Industry Insights | Under the Drive of Carbon Neutrality Policies, What is the Global Development Trend of the Photovoltaic Industry?

Compared to traditional fossil fuels and other clean energy sources, photovoltaic power generation has three major advantages: permanence, cleanliness, and flexibility. Solar energy is a relatively convenient source of clean energy, with abundant resources and easy distributed deployment. Currently, the technology is quite mature, and its widespread application has continuously improved the economic efficiency of photovoltaic power. Power generation does not require mechanical driving components, produces no noise, has stable power generation performance, high safety, simple maintenance, and low maintenance costs.

Photovoltaic power generation is a technology that uses the photovoltaic effect at semiconductor interfaces to directly convert light energy into electrical energy. In simpler terms, when photons from solar energy strike the metal of photovoltaic devices, the light's energy can be absorbed by an electron within the metal. When the energy absorbed by the electron is large enough to overcome the internal gravitational force of the metal and do work, it can leave the metal surface and become a photoelectron.

What does the photovoltaic effect refer to?When light shines on a solar cell and is absorbed at the interface layer, photons with sufficient energy can excite electrons from covalent bonds in both P-type and N-type silicon, resulting in electron-hole pairs. Electrons near the interface layer and holes are separated before recombination by the electric field of space charge. Electrons move towards the positively charged N region, while holes move towards the negatively charged P region. Through the charge separation at the interface layer, an outward measurable voltage is generated between the P and N regions. At this time, electrodes can be added to both sides of the silicon wafer and connected to a voltmeter. The more electron-hole pairs generated by light shining on the interface layer, the greater the current. The more light energy absorbed by the interface layer, the larger the area of the solar cell, and thus the greater the current formed in the solar cell. When many cells are connected in series or parallel, they can form a solar cell array with a relatively large output power.

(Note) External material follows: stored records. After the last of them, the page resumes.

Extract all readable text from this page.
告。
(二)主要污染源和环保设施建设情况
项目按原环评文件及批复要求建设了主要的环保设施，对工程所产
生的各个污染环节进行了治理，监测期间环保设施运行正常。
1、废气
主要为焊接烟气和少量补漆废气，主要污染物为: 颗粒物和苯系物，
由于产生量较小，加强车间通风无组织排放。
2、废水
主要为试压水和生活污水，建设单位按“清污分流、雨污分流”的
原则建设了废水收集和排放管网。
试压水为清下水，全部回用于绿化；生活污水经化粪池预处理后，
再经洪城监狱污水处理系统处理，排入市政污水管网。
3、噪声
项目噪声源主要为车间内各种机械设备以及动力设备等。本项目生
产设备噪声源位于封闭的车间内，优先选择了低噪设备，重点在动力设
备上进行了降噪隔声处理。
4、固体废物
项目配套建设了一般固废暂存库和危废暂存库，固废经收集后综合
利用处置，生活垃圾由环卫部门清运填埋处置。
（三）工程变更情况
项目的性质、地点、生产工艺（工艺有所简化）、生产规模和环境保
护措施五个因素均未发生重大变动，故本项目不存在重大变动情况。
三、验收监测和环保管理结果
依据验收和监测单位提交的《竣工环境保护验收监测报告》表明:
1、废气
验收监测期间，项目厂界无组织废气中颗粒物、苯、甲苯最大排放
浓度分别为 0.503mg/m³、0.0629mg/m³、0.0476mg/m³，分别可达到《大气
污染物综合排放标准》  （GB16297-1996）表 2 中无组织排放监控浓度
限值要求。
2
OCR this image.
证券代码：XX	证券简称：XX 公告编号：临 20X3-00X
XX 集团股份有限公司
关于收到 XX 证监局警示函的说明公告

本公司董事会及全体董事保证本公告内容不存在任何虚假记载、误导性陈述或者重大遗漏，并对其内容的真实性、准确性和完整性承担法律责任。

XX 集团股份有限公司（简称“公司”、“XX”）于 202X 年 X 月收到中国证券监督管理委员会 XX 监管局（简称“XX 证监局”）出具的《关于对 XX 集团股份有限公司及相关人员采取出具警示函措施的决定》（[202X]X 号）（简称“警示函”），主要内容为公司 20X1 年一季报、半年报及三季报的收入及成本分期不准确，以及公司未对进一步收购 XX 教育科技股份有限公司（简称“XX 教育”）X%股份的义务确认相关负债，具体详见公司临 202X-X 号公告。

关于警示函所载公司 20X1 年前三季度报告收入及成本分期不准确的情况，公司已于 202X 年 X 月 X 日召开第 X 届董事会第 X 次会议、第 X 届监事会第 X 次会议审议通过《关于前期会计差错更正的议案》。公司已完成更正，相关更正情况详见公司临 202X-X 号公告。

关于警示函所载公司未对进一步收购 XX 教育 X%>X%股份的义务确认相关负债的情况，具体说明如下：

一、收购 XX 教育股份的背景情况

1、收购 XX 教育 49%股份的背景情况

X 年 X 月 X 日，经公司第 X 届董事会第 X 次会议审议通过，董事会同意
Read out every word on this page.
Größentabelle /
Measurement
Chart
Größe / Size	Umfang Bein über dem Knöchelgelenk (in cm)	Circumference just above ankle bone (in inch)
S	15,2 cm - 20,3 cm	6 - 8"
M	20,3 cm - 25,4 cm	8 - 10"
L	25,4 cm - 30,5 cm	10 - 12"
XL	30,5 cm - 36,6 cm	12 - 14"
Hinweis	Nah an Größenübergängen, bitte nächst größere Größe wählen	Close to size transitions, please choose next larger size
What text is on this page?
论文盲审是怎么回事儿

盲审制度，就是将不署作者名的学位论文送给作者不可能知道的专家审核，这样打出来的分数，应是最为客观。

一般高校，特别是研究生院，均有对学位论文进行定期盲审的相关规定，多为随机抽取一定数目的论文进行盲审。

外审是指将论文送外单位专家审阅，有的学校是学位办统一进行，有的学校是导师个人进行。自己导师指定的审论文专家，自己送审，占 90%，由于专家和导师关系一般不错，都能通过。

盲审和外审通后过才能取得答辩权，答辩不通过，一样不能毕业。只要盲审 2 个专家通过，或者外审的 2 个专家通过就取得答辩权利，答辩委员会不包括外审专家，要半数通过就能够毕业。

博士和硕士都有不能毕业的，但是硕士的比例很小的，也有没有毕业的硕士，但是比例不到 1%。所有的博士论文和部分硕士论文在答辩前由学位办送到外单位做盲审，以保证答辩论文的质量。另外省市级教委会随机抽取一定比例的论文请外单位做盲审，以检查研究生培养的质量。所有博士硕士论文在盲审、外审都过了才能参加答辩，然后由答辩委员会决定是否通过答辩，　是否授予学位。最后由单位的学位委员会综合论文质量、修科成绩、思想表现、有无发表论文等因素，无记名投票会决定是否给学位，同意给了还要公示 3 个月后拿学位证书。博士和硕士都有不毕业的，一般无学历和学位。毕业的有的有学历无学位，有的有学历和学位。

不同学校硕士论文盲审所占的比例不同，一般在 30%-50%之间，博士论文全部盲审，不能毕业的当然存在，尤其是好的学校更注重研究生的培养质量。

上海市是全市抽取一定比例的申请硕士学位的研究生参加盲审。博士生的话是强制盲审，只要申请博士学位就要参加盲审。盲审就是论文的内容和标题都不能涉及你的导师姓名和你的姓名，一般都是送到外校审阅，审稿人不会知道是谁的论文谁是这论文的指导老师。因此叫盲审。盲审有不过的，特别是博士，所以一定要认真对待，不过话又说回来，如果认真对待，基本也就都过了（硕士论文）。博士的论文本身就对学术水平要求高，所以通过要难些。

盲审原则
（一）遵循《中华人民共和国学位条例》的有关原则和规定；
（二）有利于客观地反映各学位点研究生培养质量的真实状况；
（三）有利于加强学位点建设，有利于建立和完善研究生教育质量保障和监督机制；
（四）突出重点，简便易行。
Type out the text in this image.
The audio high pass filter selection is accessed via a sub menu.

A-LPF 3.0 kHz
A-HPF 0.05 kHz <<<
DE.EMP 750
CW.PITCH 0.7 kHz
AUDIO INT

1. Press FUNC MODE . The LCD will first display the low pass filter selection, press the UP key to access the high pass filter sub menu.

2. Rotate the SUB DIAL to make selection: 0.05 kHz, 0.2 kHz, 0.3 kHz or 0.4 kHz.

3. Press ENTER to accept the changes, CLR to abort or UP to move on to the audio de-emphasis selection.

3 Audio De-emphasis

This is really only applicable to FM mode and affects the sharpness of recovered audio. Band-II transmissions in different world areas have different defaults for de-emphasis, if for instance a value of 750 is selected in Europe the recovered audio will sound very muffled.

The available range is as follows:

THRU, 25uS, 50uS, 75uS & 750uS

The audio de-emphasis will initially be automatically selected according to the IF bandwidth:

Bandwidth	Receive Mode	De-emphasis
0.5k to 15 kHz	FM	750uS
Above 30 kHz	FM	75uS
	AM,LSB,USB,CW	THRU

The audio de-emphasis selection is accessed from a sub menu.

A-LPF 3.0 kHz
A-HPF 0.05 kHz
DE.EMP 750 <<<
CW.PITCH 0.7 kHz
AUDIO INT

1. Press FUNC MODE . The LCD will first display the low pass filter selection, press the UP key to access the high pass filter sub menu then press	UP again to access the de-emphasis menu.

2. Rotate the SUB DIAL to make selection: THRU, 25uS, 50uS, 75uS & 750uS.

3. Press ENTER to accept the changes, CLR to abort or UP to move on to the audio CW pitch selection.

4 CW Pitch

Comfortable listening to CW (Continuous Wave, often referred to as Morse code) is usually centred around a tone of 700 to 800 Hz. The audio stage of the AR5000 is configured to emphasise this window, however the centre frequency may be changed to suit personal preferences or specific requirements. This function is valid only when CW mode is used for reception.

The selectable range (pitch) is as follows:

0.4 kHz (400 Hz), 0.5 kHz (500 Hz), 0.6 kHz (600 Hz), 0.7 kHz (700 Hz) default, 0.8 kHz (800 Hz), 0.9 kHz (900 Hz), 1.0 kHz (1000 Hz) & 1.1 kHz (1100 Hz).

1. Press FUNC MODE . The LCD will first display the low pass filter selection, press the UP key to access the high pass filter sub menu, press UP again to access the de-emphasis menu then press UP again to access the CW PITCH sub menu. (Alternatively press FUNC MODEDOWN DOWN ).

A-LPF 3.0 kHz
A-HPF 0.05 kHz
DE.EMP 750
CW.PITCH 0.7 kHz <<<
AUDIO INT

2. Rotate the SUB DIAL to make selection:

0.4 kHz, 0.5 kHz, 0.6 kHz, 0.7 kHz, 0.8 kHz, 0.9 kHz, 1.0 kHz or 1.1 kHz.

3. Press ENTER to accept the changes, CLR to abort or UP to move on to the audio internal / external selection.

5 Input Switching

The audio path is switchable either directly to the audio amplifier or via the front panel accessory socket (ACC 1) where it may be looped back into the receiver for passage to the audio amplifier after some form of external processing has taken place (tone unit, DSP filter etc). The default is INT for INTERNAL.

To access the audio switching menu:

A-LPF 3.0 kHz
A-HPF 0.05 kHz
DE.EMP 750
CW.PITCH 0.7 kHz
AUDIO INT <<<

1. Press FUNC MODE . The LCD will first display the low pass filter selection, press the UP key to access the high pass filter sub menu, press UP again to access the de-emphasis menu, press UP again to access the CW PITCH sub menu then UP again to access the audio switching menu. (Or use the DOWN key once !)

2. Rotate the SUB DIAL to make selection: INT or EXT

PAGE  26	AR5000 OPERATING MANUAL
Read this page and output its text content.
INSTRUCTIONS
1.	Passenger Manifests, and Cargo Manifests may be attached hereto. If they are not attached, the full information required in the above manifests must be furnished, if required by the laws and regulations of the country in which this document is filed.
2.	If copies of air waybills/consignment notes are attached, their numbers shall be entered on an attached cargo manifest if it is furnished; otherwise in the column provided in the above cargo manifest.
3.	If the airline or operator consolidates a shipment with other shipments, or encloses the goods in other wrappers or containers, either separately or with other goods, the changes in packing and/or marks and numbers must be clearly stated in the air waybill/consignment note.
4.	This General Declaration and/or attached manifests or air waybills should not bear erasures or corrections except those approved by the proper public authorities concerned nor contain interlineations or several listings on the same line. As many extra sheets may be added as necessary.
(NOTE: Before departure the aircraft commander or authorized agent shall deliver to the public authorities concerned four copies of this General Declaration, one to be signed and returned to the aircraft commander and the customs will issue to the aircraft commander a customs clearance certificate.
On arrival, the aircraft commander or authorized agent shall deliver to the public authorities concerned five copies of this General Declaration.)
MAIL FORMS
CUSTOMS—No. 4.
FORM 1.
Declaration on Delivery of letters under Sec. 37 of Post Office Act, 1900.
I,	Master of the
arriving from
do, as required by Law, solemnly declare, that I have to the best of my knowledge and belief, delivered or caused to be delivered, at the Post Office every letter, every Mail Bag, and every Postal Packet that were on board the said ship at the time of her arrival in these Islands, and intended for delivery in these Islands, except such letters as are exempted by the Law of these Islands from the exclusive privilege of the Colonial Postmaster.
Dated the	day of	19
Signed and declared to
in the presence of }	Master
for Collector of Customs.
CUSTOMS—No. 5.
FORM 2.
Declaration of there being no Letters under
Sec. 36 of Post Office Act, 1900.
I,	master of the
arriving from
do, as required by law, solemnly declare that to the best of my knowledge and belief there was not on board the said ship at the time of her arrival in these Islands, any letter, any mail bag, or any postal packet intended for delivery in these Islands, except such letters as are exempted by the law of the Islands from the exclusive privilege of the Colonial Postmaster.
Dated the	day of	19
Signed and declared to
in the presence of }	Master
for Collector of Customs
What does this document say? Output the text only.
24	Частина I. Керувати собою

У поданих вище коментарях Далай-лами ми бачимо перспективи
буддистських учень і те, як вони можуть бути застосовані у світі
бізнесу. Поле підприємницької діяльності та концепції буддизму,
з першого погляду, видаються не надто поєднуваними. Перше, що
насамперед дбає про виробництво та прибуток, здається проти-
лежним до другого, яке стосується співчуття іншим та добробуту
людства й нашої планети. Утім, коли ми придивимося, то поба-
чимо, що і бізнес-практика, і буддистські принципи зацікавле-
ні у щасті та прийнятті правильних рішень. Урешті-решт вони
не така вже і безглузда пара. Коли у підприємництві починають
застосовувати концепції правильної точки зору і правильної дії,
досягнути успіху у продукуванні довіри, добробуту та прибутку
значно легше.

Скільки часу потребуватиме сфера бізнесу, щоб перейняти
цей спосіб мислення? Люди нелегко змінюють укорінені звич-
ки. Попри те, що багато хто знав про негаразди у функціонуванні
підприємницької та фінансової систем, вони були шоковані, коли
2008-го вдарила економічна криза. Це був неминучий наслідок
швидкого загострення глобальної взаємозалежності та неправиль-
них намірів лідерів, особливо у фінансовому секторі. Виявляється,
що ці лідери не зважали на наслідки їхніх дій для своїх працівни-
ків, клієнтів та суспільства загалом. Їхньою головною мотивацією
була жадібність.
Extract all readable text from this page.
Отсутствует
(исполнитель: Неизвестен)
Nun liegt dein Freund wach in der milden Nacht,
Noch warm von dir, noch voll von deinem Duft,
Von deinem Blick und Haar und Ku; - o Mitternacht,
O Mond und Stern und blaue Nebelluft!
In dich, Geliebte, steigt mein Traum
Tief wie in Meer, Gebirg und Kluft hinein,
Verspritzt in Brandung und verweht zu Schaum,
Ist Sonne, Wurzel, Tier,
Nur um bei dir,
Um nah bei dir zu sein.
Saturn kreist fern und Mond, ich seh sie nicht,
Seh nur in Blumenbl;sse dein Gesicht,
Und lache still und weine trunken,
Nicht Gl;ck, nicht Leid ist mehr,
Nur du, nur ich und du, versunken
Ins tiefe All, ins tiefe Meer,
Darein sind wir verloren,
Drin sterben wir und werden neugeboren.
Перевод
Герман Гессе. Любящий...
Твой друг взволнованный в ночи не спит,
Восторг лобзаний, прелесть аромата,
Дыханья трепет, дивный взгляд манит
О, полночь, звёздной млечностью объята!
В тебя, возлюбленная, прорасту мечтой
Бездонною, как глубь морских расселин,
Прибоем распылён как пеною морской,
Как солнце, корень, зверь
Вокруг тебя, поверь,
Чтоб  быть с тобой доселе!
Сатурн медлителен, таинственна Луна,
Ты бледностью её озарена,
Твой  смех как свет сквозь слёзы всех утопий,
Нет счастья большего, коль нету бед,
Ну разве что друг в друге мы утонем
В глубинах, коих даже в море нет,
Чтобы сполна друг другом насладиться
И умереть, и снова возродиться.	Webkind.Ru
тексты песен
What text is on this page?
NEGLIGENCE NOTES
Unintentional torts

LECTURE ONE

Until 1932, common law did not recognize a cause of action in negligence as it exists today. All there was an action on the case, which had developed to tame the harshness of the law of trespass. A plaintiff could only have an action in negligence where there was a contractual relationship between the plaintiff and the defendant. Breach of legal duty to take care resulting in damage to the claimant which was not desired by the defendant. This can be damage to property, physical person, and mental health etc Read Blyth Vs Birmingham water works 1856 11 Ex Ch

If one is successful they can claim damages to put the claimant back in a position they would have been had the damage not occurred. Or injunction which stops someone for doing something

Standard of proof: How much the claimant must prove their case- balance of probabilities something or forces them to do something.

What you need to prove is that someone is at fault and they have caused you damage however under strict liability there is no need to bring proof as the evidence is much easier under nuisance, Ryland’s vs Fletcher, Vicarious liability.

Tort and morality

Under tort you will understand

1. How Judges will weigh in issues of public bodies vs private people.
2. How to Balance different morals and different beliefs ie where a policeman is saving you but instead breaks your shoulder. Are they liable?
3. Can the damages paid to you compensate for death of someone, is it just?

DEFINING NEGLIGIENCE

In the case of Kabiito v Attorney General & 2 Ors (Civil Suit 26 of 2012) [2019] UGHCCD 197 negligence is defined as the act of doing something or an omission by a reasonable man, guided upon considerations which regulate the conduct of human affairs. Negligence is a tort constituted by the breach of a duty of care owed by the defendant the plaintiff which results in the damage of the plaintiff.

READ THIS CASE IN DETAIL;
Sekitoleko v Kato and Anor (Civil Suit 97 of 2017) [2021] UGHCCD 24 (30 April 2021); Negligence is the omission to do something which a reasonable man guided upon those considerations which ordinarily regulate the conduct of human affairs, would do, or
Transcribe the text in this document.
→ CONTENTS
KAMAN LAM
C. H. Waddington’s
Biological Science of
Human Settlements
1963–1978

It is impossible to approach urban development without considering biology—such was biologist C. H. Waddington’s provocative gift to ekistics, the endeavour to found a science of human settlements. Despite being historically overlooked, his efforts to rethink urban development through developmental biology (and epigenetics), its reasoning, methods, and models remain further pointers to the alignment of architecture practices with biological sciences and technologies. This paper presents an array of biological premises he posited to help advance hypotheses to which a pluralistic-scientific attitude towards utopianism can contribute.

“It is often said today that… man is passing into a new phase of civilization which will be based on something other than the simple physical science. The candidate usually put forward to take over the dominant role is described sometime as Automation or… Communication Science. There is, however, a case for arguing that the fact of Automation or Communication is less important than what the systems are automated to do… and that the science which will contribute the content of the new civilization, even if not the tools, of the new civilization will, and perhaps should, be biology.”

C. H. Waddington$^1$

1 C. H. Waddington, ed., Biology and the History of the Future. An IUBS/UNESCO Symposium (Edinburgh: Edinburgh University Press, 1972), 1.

The key component of photovoltaic power generation is the solar cell. Solar cells are connected in series and then encapsulated for protection to form large-area solar cell modules. These modules are then combined with power controllers and other components to form photovoltaic power generation devices.

In terms of battery cell technology routes, there are P-type and N-type. The raw material for P-type batteries is P-type silicon wafers (doped with boron), while the raw material for N-type batteries is N-type silicon wafers (doped with phosphorus).

Type P batteries mainly include BSF and PERC batteries. Among them, the traditional single-crystal and polycrystalline battery technology is AI-BSF, which is an aluminum backsheet technology used to improve solar cell performance by reducing the surface recombination rate (SRV). The production process of aluminum backsheet battery technology mainly includes seven steps: cleaning and texturing, diffusion and junctioning, etching, preparation of anti-reflection film, electrode printing, sintering, and automatic sorting. The mainstream single-crystal battery technology is PERC technology, short for 'Perovskite Solar Cell'. By attaching a dielectric passivation layer to the back of conventional BSF cells, it aims to reduce photoelectric losses and improve photoelectric conversion efficiency. This technology has a simple manufacturing process and low cost.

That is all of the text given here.